Of all the nomination processes that lead to Academy Awards, none is more complicated - or controversial - than the foreign language film award.
It's commonly called the "foreign film" award. Not so. Nominees must be in a language other than English, hence films from England, Australia and Canada (except for Canadian films in French such as the recent "The Decline of the American Empire") are not eligible in this category.The controversial part of the foreign language award stems from the fact that the National Academy of Motion Picture Arts and Sciences and its voters have no control over the nominations. The countries themselves can nominate one film per year. The system has been criticized for its inequities.
Critics claim that governments, especially military or communist dictatorships, sometimes refuse to nominate films showing those countries in a bad light. Politics in the selection committee can also eliminate likely choices.
Three years ago Akira Kurosawa's widely acclaimed "Ran" was not submitted because of wrangling among Japanese committee members. The directors branch of the Academy rallied to the great filmmaker and nominated him for best director.
This year's nominations for the foreign language Oscar managed to dodge controversy. Two of the entries stand out: Spain's "Women on the Verge of a Nervous Breakdown," which has attracted rave reviews; and Denmark's "Pelle the Conqueror," winner of the Cannes Film Festival prize for best picture.
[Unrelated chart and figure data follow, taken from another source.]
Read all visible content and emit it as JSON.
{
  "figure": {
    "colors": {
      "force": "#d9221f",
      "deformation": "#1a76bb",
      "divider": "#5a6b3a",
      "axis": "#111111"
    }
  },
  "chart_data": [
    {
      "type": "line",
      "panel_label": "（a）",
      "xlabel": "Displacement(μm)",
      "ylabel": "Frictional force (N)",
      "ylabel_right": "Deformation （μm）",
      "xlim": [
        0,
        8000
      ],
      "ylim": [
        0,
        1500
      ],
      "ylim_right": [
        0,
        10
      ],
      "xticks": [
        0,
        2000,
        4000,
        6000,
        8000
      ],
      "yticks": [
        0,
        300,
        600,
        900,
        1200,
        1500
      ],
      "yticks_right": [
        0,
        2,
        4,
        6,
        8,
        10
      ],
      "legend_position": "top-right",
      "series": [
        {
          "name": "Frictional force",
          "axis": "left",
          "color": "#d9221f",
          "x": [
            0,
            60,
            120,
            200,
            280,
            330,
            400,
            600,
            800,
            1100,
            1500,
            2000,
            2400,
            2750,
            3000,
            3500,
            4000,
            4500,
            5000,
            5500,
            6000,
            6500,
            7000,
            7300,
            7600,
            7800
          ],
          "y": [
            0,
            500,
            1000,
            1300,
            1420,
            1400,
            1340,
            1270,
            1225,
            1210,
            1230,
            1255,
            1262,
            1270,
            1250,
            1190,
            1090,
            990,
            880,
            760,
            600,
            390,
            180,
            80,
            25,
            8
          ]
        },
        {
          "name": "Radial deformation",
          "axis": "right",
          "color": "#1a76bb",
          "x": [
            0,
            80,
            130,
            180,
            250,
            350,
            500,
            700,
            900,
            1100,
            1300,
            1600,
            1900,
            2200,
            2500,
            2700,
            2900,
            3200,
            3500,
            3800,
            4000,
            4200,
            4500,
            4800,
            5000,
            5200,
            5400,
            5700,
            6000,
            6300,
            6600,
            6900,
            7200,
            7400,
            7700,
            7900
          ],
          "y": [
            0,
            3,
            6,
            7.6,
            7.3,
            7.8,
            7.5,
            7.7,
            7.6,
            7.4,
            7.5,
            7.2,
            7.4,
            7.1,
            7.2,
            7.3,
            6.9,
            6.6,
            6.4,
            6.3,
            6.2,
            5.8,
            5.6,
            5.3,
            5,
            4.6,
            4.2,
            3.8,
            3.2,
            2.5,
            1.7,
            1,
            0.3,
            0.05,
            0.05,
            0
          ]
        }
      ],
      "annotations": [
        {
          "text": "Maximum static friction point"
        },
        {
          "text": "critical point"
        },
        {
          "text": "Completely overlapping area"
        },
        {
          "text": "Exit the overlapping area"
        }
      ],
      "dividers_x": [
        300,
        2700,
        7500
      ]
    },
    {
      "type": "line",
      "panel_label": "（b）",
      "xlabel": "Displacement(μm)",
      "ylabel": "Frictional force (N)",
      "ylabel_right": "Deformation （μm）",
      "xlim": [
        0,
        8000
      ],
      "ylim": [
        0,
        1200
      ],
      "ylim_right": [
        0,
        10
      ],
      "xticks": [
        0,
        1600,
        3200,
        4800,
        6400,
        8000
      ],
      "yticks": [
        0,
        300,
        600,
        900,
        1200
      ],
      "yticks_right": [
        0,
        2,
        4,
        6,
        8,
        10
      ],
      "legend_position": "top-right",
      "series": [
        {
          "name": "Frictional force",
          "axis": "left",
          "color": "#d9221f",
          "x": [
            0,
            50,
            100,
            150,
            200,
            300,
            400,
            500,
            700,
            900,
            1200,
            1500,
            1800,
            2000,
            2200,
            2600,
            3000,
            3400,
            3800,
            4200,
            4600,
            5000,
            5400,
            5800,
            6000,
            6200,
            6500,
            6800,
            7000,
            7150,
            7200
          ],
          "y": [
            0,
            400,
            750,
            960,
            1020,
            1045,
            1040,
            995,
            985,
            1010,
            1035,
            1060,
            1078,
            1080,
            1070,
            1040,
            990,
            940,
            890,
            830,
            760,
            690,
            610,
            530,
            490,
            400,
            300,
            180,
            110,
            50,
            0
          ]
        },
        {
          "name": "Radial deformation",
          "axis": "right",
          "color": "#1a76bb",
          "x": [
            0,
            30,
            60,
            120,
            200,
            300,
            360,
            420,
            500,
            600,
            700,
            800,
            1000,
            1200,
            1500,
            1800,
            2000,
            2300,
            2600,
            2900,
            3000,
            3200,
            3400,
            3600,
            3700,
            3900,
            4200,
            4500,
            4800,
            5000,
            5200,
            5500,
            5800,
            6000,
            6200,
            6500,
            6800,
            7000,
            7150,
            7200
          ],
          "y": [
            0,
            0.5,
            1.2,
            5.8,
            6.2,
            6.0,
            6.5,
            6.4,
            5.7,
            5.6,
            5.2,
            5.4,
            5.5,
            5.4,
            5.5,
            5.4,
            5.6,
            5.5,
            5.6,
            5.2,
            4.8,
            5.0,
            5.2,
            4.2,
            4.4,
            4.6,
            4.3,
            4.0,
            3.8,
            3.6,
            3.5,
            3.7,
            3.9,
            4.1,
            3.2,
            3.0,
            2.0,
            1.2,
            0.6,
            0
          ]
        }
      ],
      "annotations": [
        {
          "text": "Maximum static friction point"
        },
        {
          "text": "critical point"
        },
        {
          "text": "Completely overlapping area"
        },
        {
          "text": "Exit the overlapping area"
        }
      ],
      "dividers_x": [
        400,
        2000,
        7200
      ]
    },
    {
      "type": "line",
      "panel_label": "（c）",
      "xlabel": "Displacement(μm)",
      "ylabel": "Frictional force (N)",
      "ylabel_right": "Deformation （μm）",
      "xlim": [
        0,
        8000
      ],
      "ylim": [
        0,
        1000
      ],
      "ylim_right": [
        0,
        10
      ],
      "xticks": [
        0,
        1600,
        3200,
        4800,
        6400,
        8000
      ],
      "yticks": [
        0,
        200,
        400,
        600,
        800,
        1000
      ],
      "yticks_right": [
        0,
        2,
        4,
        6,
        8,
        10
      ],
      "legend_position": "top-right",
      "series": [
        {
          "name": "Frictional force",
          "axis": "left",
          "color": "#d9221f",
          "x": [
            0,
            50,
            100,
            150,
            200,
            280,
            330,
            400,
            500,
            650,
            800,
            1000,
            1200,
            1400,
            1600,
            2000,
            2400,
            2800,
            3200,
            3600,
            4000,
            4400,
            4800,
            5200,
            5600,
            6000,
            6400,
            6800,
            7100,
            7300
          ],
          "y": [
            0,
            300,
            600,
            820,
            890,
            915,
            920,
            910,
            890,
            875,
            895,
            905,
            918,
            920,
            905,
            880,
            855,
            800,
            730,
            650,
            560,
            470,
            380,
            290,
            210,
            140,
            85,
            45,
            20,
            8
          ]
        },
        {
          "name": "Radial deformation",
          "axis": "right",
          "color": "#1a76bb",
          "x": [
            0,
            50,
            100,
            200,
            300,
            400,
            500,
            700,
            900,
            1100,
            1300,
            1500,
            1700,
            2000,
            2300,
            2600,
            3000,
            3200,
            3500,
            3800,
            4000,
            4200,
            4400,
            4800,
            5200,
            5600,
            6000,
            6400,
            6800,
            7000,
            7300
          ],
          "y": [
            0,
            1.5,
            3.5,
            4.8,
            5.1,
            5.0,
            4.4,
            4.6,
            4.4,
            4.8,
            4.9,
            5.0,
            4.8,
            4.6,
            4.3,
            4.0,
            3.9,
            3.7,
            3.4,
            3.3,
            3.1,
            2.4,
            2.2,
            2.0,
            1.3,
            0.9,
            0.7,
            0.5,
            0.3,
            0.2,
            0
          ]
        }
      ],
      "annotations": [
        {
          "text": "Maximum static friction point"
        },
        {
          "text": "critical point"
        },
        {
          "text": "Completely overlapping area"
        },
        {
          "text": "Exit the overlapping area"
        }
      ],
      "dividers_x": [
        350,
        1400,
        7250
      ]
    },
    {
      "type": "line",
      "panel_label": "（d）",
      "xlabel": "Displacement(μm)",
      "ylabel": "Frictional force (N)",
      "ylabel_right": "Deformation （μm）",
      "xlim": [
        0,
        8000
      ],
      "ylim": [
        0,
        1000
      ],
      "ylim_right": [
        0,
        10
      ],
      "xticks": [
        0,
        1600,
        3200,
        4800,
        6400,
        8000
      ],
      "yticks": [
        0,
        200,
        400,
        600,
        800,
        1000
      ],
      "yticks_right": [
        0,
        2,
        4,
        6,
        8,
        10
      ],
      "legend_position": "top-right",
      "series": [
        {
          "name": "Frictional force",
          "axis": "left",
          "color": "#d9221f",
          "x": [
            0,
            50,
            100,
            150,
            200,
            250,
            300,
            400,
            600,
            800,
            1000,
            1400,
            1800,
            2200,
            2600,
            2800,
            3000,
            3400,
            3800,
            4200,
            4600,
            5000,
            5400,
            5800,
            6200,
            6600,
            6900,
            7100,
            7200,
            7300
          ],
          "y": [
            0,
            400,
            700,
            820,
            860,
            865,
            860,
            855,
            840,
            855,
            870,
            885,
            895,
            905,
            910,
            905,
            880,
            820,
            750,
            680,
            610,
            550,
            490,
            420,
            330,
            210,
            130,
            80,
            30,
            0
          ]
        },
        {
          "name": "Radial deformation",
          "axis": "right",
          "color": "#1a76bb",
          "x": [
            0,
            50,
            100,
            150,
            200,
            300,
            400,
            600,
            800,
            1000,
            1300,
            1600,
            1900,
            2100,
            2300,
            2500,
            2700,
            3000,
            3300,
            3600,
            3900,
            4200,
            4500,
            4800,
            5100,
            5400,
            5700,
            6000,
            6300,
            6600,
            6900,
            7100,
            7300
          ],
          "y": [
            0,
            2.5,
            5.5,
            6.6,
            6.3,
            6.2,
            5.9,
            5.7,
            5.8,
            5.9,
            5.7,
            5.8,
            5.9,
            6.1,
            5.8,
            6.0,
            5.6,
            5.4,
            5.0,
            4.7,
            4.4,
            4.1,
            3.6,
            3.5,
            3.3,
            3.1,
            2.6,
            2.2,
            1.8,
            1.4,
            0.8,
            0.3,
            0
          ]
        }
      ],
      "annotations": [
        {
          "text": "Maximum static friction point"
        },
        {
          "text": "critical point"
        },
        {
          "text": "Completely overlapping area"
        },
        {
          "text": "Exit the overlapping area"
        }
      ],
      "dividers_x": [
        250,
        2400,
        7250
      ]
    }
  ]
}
"Women on the Verge of a Nervous Breakdown," written and directed by Pedro Almodovar, concerns two Madrid women whose personal and professional lives are in chaos. The comedy has been a big success in the United States ($4.4 million in 17 weeks of limited release), and critics have compared it to the screwball comedies of Howard Hawks, Leo McCarey and George Stevens.
The star, Carmen Maura, is not surprised by the American response. Her friendship with Almodovar goes back to when he worked for the Madrid telephone company and she was a television talk-show hostess.
"When I began to work with Pedro 10 years ago and we had a very special situation together," she said during a visit here, "I said to him: `Hey, Pedro, don't worry, because in one time the Americans will understand you.'
"I am very proud of Pedro Almodovar. I think he's very genuine. His sense of humor is very American sometimes, and mine also. So I understand why you Americans like `Women on the Verge."'
Max Von Sydow, who stars in "Pelle the Conqueror" along with young Pelle Hvenegaard as his son, also has high praise for his director, Danish Bille August.
"He's very, very sensitive and has a great hand with people, especially children. Very soft-spoken, he seems almost shy. But he's a brilliant man, and I'm really looking forward to seeing what he'll do in the future."
"Pelle" ($1.1 million during 11 weeks of limited domestic release) concerns a Swedish peasant who brings his son to a Danish farm, where the father endures a series of indignities as a lowly worker. The film waS shot on the bleak landscape during one of the coldest winters in decades.
"It looks more rugged than it really was," Von Sydow said. "We had to spend a few cold days and nights out in the open, but thank God, we had warmth nearby."
"Hanussen," the entry from Hungary, is the third of three impressive films by Istvan Szabo on themes of human folly and free will. The first, "Mephisto," won the Oscar for foreign language film of 1981. The second was nominated in 1985. All three star Klaus Maria Brandauer, known to American audiences as Meryl Streep's husband in "Out of Africa."
Brandauer plays Erik Jan Hanussen, whose apparent genius for telepathy makes him a theatrical star in Germany. His fame leads him into the inner circles of Nazi power, with unexpected results.
"Salaam Bombay," directed by Mira Nair, is the nominee from India, earning $1.8 million during 22 weeks of limited U.S. release. Filmed with grim realism, the story concerns a young boy who is abandoned by his family to the streets of Bombay, where he consorts with thieves, drug dealers, prostitutes and pimps.
The Belgian entry is "The Music Teacher," directed by Gerard Corbiau. The story concerns a vocal coach imposes his strict discipline on two singers, entering them into a competition sponsored by a wealthy patron who hates him.